Plus robustes, les PIWI se profilent comme les cépages du futur
Tendre à des pratiques plus durables devient une préoccupation croissante chez les viticulteurs. Pour preuve, le nombre de reconversions en production biologique est en nette augmentation. Si cette évolution permet de diminuer entre autres la pollution des sols et protège l’environnement, elle a également un impact positif sur les coûts de production.
Des cépages robustes sont une des clés pour pouvoir réduire de manière significative l’utilisation de pesticides. Ces variétés sont dénommées «PIWI», un acronyme allemand (Pilzwiderstandsfähige Rebsorten) qui signifie cépages résistants aux champignons. Ceux-ci supportent davantage les maladies fongiques causées par le mildiou, l’oïdium et le botrytis.
Intérêt grandissant
Actuellement, 120 nouveaux cépages résistants sont cultivés en Suisse pour une surface totale de près de 450 hectares, ce qui représente 3,2% des vignes helvétiques. Une tendance à la hausse: la part des PIWI a doublé ces six dernières années.

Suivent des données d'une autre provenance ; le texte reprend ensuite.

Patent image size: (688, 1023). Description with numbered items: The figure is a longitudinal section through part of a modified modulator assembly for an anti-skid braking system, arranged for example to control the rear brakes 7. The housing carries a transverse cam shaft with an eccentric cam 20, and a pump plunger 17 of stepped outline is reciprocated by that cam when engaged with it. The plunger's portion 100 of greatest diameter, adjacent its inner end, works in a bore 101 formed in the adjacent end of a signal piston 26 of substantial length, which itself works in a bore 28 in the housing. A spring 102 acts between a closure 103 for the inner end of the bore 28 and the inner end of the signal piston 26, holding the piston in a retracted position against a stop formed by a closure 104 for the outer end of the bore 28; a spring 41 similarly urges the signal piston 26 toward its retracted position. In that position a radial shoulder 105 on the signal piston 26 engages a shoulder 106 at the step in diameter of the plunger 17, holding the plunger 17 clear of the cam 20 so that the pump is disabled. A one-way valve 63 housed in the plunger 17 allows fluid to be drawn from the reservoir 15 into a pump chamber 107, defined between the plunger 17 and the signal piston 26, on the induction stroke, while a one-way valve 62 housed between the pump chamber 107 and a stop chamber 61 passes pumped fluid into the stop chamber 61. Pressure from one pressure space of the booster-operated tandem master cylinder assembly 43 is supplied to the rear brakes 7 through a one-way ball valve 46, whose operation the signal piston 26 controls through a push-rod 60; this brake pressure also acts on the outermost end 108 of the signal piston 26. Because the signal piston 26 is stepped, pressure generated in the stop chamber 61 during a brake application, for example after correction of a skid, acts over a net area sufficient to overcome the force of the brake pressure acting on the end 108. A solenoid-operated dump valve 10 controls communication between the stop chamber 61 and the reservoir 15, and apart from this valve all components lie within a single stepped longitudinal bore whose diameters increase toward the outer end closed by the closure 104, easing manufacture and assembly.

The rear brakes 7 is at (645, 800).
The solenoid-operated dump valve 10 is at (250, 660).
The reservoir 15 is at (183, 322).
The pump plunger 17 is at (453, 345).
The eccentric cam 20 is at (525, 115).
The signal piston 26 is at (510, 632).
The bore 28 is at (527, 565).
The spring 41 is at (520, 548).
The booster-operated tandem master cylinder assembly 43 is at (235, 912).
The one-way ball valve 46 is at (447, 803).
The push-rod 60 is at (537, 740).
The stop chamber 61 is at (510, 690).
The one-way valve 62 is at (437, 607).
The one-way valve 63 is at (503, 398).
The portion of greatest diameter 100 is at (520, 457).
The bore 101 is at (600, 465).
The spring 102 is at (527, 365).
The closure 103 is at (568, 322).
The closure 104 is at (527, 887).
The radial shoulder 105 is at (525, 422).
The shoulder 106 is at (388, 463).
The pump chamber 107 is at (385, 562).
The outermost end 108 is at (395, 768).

Deux cépages sont particulièrement en vogue: le divico, un rouge, a augmenté sa surface cultivée de 12,8% entre 2022 et 2023 pour un total de 80 hectares, alors que le souvignier gris, un blanc, a progressé de 31%.
Ces cépages sont créés en pollinisant manuellement des fleurs femelles avec du pollen recueilli sur le parent mâle d’un cépage différent. L’objectif est de combiner la résistance naturelle de certaines vignes sauvages avec les qualités aromatiques et gustatives des variétés traditionnelles européennes. Mais il ne s’agit en rien d’une manipulation génétique. Certains, comme le divico, qui est né en 1996 à l’Agroscope de Pully (VD), ont été développés par la Confédération. D’autres par des privés.

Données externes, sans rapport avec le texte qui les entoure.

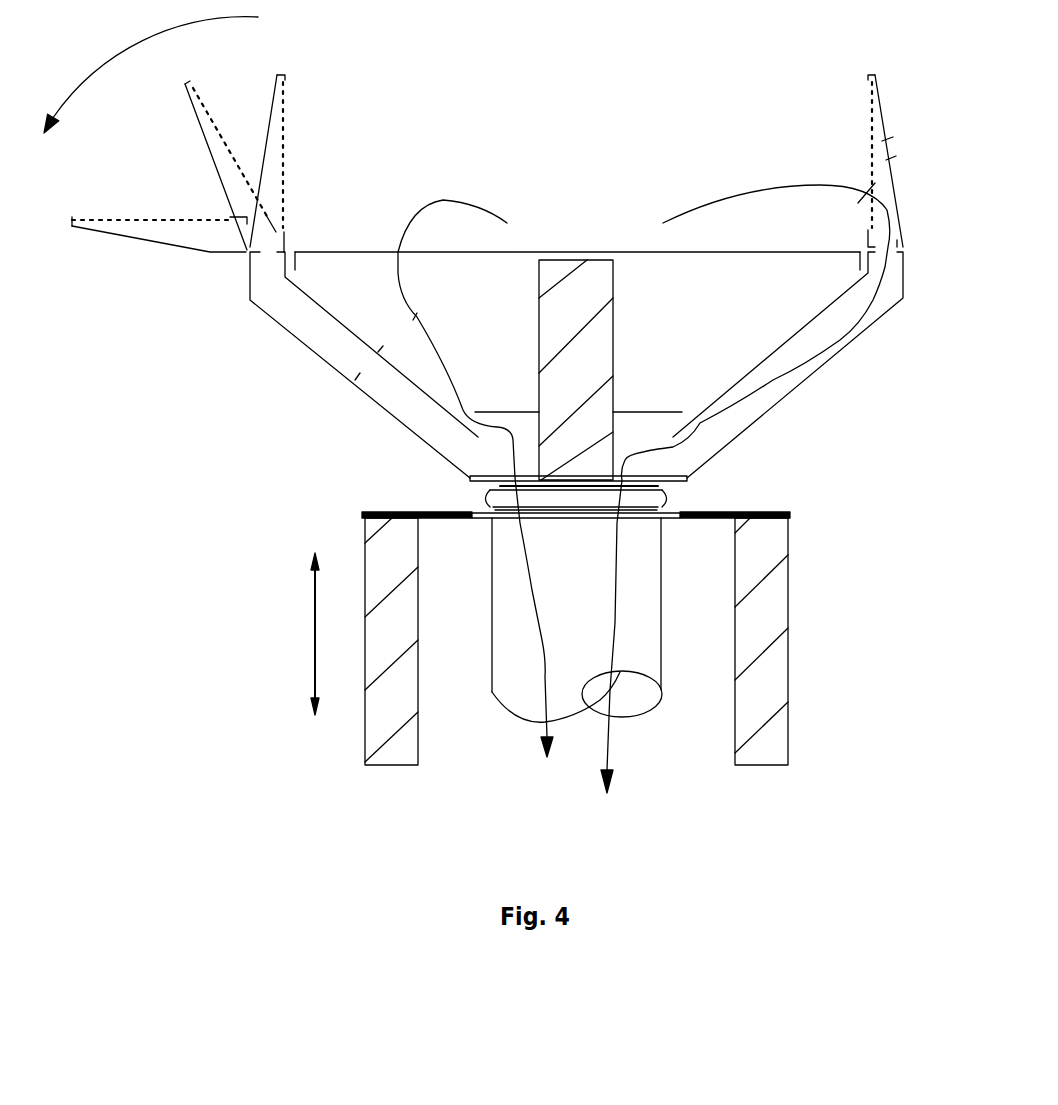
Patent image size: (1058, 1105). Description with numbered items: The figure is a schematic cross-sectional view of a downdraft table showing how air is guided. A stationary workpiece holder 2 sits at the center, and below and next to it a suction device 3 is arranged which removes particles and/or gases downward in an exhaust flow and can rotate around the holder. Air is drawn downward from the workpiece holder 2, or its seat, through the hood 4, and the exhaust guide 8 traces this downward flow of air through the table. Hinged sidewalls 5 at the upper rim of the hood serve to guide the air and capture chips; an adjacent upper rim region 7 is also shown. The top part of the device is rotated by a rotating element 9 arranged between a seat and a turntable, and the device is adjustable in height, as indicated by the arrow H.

The workpiece holder 2 is at (587, 258).
The suction device 3 is at (156, 366).
The hood 4 is at (332, 367).
The hinged sidewalls 5 is at (150, 242).
The rim / cover 7 is at (343, 252).
The exhaust guide 8 is at (443, 200).
The rotating element 9 is at (670, 497).
The arrow H is at (315, 588).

Valentin Blattner, de Soyhières (JU), crée ainsi chaque année de nouveaux cépages résistants. «Voilà trente-cinq ans qu’il effectue des recherches dans le monde entier, relève sa fille Olivia Hänggi-Blattner. Si, à ses débuts, il était considéré comme un marginal, l’intérêt est désormais grandissant pour ce type de cépages. Il s’agit d’un travail de longue haleine, car on compte au minimum sept ans pour développer une nouvelle variété.»
Traitement conseillé
Malgré leur caractéristique, il est conseillé de traiter ces vignes au minimum une fois par an, afin d’éviter l’apparition de souches de champignons ayant contourné la résistance de la plante. Ce traitement permet de profiter plus longtemps de la robustesse de ces cépages.

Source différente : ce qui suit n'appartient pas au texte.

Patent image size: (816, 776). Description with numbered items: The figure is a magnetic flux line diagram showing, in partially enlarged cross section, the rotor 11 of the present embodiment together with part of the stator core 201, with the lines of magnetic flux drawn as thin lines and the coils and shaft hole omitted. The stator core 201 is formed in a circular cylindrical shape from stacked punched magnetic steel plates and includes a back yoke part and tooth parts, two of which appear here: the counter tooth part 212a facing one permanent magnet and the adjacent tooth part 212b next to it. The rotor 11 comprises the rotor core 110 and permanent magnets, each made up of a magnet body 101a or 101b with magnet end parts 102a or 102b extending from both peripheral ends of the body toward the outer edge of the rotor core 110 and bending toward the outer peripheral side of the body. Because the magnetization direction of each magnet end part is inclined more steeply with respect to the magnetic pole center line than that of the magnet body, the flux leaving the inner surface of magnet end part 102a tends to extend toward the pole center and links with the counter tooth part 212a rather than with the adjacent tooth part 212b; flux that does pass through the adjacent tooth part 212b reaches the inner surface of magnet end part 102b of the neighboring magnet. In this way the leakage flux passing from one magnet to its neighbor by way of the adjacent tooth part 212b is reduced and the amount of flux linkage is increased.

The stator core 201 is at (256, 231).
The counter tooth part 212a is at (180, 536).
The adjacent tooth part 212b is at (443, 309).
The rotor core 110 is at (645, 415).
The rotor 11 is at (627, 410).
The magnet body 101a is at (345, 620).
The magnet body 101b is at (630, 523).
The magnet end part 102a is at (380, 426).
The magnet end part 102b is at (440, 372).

Au Domaine des Alouettes, à Satigny (GE), Florian Ramu a vinifié du divico dès 2017, en rouge et en rosé, une première. Le succès a été au rendez-vous, sa cuvée rouge remportant en 2020 et 2022 le premier prix du concours international des vins PIWI et collectionnant de plus les médailles d’or.
Trouver son public
Avec près d’un hectare qui lui est consacré, il a longtemps été le plus grand producteur du canton. «Proposer un cépage innovant m’a tout de suite convaincu, s’enthousiasme le Genevois. Mais le divico reste un produit de niche: je vinifie dix autres cépages. Élevé en barrique douze mois, il produit un vin assez puissant, avec une note de cerise. Le goût guide en priorité l’acheteur, mais si celui-ci a une sensibilité pour des vins plus écologiques, son choix devrait se porter sur ce type de cépage. Trouver les canaux de vente pour ces vins n’est pas forcément évident.»
Du côté des cavistes, le constat est similaire. «Les clients ne viennent pas directement vers nous en nous demandant ce type de produits, probablement car ils sont encore jeunes et méconnus, observe Titouan Roche, adjoint-gérant de Mövenpick Vins Crissier. Notre rôle est justement de faire découvrir ces cépages. Ils sont commercialement intéressants, car ils présentent un goût intense et riche, avec peu d’acidité.»
Sachant qu’une nouvelle parcelle est plantée au minimum pour une durée d’une quarantaine d’années, on comprend que les vignerons jouent la prudence. Mais vu le grand nombre de nouvelles variétés, aux propriétés très différentes, nul doute que leur potentiel est loin d’avoir été exploité.